Didier Raoult ne se démonte pas. Après environ « 500 séquences » du virus depuis juillet, « dès le départ on a trouvé un mutant, qu’on a appelé Marseille, qui avait plus de mutations, 23, par rapport à la souche du Wuhan ». Il continue : « Il est venu du Maghreb sur les bateaux. Tous les premiers cas sont liés à ce cas (de mutant), puis il y a eu diffusion. (…) ll a disparu en août. On a maintenant sept mutants ». Il ajoute :
Le virus a aujourd’hui dix fois plus de variations que celui présent jusqu’en mai.
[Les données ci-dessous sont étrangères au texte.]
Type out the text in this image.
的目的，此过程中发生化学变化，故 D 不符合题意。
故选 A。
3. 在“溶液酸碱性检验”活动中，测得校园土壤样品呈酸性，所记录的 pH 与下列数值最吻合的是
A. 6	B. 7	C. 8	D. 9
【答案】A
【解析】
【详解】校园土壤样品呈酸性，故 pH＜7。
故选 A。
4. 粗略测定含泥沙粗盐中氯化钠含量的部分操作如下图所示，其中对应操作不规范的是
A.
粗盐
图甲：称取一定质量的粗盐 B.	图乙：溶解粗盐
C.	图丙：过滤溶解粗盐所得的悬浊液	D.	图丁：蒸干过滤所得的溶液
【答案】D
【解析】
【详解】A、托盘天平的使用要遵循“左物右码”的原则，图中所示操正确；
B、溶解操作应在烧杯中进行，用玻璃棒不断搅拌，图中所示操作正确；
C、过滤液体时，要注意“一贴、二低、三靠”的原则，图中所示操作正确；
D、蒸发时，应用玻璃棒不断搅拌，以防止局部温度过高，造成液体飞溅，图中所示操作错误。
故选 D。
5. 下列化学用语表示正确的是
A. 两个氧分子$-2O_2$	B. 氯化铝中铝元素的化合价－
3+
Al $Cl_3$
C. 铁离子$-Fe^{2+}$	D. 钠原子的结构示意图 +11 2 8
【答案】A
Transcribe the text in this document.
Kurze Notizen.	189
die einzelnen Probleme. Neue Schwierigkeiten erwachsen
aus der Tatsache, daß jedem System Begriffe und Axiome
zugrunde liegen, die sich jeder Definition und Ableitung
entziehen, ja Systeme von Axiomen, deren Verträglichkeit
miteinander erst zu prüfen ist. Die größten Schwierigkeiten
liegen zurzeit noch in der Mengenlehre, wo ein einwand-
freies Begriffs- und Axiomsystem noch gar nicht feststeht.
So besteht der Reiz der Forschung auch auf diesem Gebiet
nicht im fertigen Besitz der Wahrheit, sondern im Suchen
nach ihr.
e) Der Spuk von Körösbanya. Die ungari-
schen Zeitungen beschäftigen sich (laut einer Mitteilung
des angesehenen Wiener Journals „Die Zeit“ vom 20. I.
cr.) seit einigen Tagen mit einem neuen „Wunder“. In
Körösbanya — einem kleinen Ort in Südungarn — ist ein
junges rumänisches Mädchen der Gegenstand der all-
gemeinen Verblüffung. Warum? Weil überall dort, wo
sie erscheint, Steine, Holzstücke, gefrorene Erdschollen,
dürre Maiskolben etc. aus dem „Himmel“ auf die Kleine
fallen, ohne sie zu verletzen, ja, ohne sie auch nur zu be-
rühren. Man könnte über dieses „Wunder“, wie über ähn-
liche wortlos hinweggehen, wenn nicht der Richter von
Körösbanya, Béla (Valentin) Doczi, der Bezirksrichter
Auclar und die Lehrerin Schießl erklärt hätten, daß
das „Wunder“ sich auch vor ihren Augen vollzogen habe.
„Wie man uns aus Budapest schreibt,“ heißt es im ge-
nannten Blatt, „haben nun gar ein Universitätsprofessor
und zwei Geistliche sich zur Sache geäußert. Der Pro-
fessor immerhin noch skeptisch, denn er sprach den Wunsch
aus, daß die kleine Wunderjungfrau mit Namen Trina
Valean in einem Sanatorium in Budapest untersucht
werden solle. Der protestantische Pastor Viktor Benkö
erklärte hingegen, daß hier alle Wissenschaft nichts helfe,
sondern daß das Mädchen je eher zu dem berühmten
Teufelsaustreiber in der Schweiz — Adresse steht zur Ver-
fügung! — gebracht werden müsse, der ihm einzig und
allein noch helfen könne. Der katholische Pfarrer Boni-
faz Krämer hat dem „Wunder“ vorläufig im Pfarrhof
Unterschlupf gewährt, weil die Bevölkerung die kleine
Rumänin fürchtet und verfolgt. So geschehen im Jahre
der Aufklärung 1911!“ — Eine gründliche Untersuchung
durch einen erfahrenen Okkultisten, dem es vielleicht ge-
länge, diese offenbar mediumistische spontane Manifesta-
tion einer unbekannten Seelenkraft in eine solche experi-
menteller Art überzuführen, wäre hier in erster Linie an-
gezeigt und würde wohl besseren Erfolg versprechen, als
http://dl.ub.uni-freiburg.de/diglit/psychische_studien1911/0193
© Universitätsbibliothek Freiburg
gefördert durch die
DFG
Ce virus est-il moins dangereux ? L’idée fait bondir de nombreux médecins, qui soutiennent qu’il l’est toujours autant. C’est pourtant ce qu’affirme Didier Raoult. « On a comparé 100 cas à partir de juillet et 100 cas avant. Ils ont beaucoup moins de troubles de coagulations, ils sont moins sévères donc il se passe quelque chose par rapport à ce virus qui en fait quelque chose de différent », dit-il, précisant avoir partagé ses données « avec le conseiller du ministre » de la Santé, Olivier Véran. Relancé par les questions des sénateurs, il précise plus clairement en fin d’audition : « Les mutants qu’on a sont plutôt des formes dégradées de la forme initiale. C’est plutôt notre impression. C’est très compliqué de deviner le pouvoir pathogène d’un virus en voyant sa séquence. Personne ne sait vraiment le faire. Mais globalement, nous, ça nous apparaît lié à des formes qui sont moins graves » (voir la première vidéo).
L’efficacité du port masque « n’a pas été démontrée », sauf pour les soignants
Sur la question des masques, Didier Raoult est, là encore, à rebours du discours général. Il n’en est pas le plus grand défenseur. « Pour le masque, ce n’est pas une vérité scientifique brutale. Il y a une vérité scientifique brutale, c’est quand vous êtes dans les personnels de soins, que vous êtes à 30 cm des gens, le risque de contamination est important. Le masque diminue ici (le risque). Dans les autres cas, ça n’a pas été démontré, et ça ne peut pas l’être » tranche le professeur de microbiologie. Un consensus scientifique, après études, s’est pourtant aujourd’hui dessiné pour montrer l’utilité du port du masque en lieux clos, comme meilleur moyen de lutte contre les contaminations par aérosols (lire ici ou là)
Mais « on peut penser que c’est raisonnable » de le porter, ajoute cependant le professeur, en permettant « de garder les distances sociales, sans se faire d’illusion. C’est les mains qui sont la clef, se passer de l’alcool 20 fois par jour ». « Mais si ça permet de faire passer ce message-là, c’est intelligent » termine Didier Raoult.
« La perte d’espérance de vie va être extrêmement mineure à la fin de l’année »
Alors que le nombre de mort dû au Covid-19 en France dépasse les 30.000, et certainement plutôt « 40.000, avec les morts à domicile », comme ont souligné les sénateurs, Didier Raoult minimise l’importance statistique de ces données. « L’anxiété n’est pas de mon côté. Ce n’est pas moi qui affole les populations. Il n’y a pas de raison d’être affolé et depuis le début. Regardez les données de l’Ined (Institut national d'études démographiques) qui vous disent ce qu’est la perte de l’espérance de vie, et non pas la mortalité. (…) Entre 2019 et 2020, elle recule de 0,2 an. Elle est inférieure à 2015 » explique-t-il. Didier Raoult ajoute : « On n’est pas face à un drame insupportable ».
« Pourquoi la grippe de 2015, qui a tellement tué cette année-là, on s’en est fiché ? Elle a plus tué, pour le moment, que cette année (le Covid) ». « La perte d’espérance de vie va être extrêmement mineure à la fin de l’année. Ce n’est pas moi qui développe l’anxiété », insiste-t-il. Et de résumer son point de vue : « C’est pas moi qui raconte des bêtises ». Docteur Raoult contre le reste du monde.